Onde Assistir
Sinopse
Em Estopim, quando os pilares se vão, o lugar perde o sentido e o que resta são memórias, silêncios e feridas antigas. Contado em sete capítulos, acompanha os últimos suspiros de uma família à beira do esquecimento a partir da violência doméstica. Drama.
Crítica
Tiago A. Neves chega a Estopim como cineasta já plenamente consciente de suas ferramentas. Em seu décimo trabalho, entre curtas e longas, a experimentação não surge como risco ocasional, mas como eixo estruturante de filmografia marcada pelo rigor formal e pela inquietação política. O diretor demonstra apreço evidente por jogos de câmera, planos-sequência e pela construção de cada enquadramento como discurso. Aqui, esse cuidado estético se alinha a um tema de enorme densidade: a violência psicológica e física exercida por um pai contra uma família composta majoritariamente por mulheres. Forma e conteúdo caminham juntos, ainda que tropeços narrativos impeçam que o impacto pretendido se realize por completo.
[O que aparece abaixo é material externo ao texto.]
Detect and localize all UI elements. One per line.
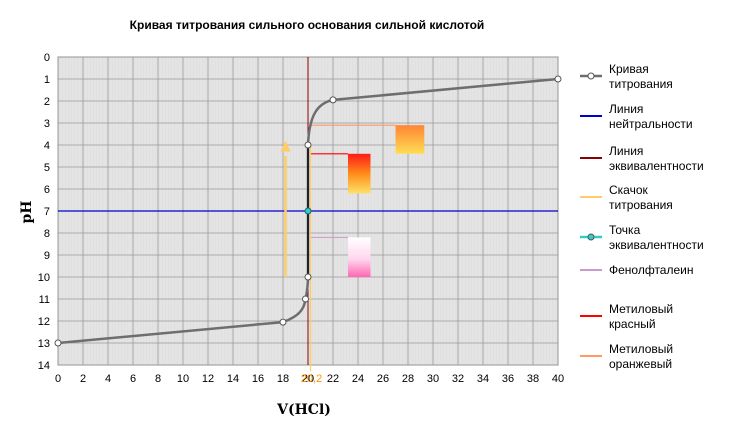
y-tick-label: 3 [44, 118, 50, 130]
x-tick-label: 38 [527, 373, 539, 385]
legend-item: Скачок титрования [580, 183, 673, 212]
y-tick-label: 1 [44, 74, 50, 86]
legend-item: Метиловый красный [580, 302, 673, 331]
curve-point [302, 295, 309, 303]
legend-item: Точка эквивалентности [580, 223, 704, 252]
y-tick-label: 13 [38, 338, 50, 350]
x-tick-label: 26 [377, 373, 389, 385]
legend: Кривая титрования Линия нейтральности Линия э… [580, 62, 704, 371]
x-tick-label: 28 [402, 373, 414, 385]
legend-label: Точка эквивалентности [609, 223, 704, 252]
x-tick-label: 16 [252, 373, 264, 385]
curve-point [54, 339, 62, 347]
legend-item: Линия эквивалентности [580, 144, 704, 173]
curve-point [304, 273, 312, 281]
jump-arrow-head [280, 140, 291, 152]
x-tick-label: 18 [277, 373, 289, 385]
x-tick-label: 12 [202, 373, 214, 385]
x-tick-label-special: 20,2 [301, 373, 322, 385]
legend-marker [587, 72, 595, 80]
x-tick-label: 22 [327, 373, 339, 385]
legend-label: Метиловый оранжевый [609, 342, 673, 371]
x-axis-ticks: 0 2 4 6 8 10 12 14 16 18 20 22 24 26 28 30 32 34 36 38 4020,… [55, 373, 564, 385]
y-axis-title: pH [19, 200, 35, 223]
legend-item: Линия нейтральности [580, 102, 693, 131]
legend-item: Кривая титрования [580, 62, 673, 91]
curve-point [329, 96, 337, 104]
y-tick-label: 0 [44, 52, 50, 64]
legend-label: Метиловый красный [609, 302, 673, 331]
x-axis-title: V(HCl) [276, 402, 331, 418]
x-tick-label: 40 [552, 373, 564, 385]
chart-title: Кривая титрования сильного основания сил… [130, 18, 485, 32]
y-tick-label: 5 [44, 162, 50, 174]
legend-item: Метиловый оранжевый [580, 342, 673, 371]
y-tick-label: 7 [44, 206, 50, 218]
methyl-orange-range [395, 125, 425, 154]
legend-item: Фенолфталеин [580, 263, 694, 277]
y-tick-label: 2 [44, 96, 50, 108]
y-tick-label: 11 [39, 294, 50, 306]
x-tick-label: 32 [452, 373, 464, 385]
equivalence-point-marker [304, 207, 312, 215]
y-tick-label: 8 [44, 228, 50, 240]
y-tick-label: 12 [38, 316, 50, 328]
phenolphthalein-range [348, 237, 371, 277]
methyl-red-range [348, 153, 371, 194]
y-tick-label: 9 [44, 250, 50, 262]
y-tick-label: 10 [38, 272, 50, 284]
x-tick-label: 36 [502, 373, 514, 385]
x-tick-label: 2 [80, 373, 86, 385]
x-tick-label: 8 [155, 373, 161, 385]
x-tick-label: 20 [302, 373, 314, 385]
legend-label: Скачок титрования [609, 183, 673, 212]
y-tick-label: 14 [38, 360, 50, 372]
curve-point [279, 318, 287, 326]
curve-point [304, 141, 312, 149]
x-tick-label: 30 [427, 373, 439, 385]
legend-marker [587, 233, 595, 241]
y-tick-label: 6 [44, 184, 50, 196]
x-tick-label: 0 [55, 373, 61, 385]
legend-label: Линия нейтральности [609, 102, 693, 131]
x-tick-label: 24 [352, 373, 364, 385]
legend-label: Линия эквивалентности [609, 144, 704, 173]
x-tick-label: 10 [177, 373, 189, 385]
legend-label: Фенолфталеин [609, 263, 694, 277]
x-tick-label: 14 [227, 373, 239, 385]
legend-label: Кривая титрования [609, 62, 673, 91]
x-tick-label: 34 [477, 373, 489, 385]
x-tick-label: 4 [105, 373, 111, 385]
y-tick-label: 4 [44, 140, 50, 152]
indicator-ranges [310, 124, 425, 277]
titration-curve [57, 77, 559, 345]
x-tick-label: 6 [130, 373, 136, 385]
series-layer [54, 75, 562, 347]
curve-point [554, 75, 562, 83]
Dividido em sete capítulos filmados em planos-sequência ambientados em espaços distintos, o longa se concentra sobretudo em Márcia (Ingrid Castro), a única das filhas que aceita cuidar do pai envelhecido e mentalmente instável. A decisão carrega peso emocional e histórico, uma vez que esse homem foi o agente central de passado marcado por humilhações, abusos e agressões contra a mãe e as filhas. Márcia convoca a ajuda da irmã mais nova, Nilda (Nica Bezerra), que, por sua vez, também se encontra aprisionada em outro ciclo de violência, agora no casamento. A pergunta que atravessa o filme é direta e incômoda: como acolher aquele que foi, durante toda a vida, a origem do trauma?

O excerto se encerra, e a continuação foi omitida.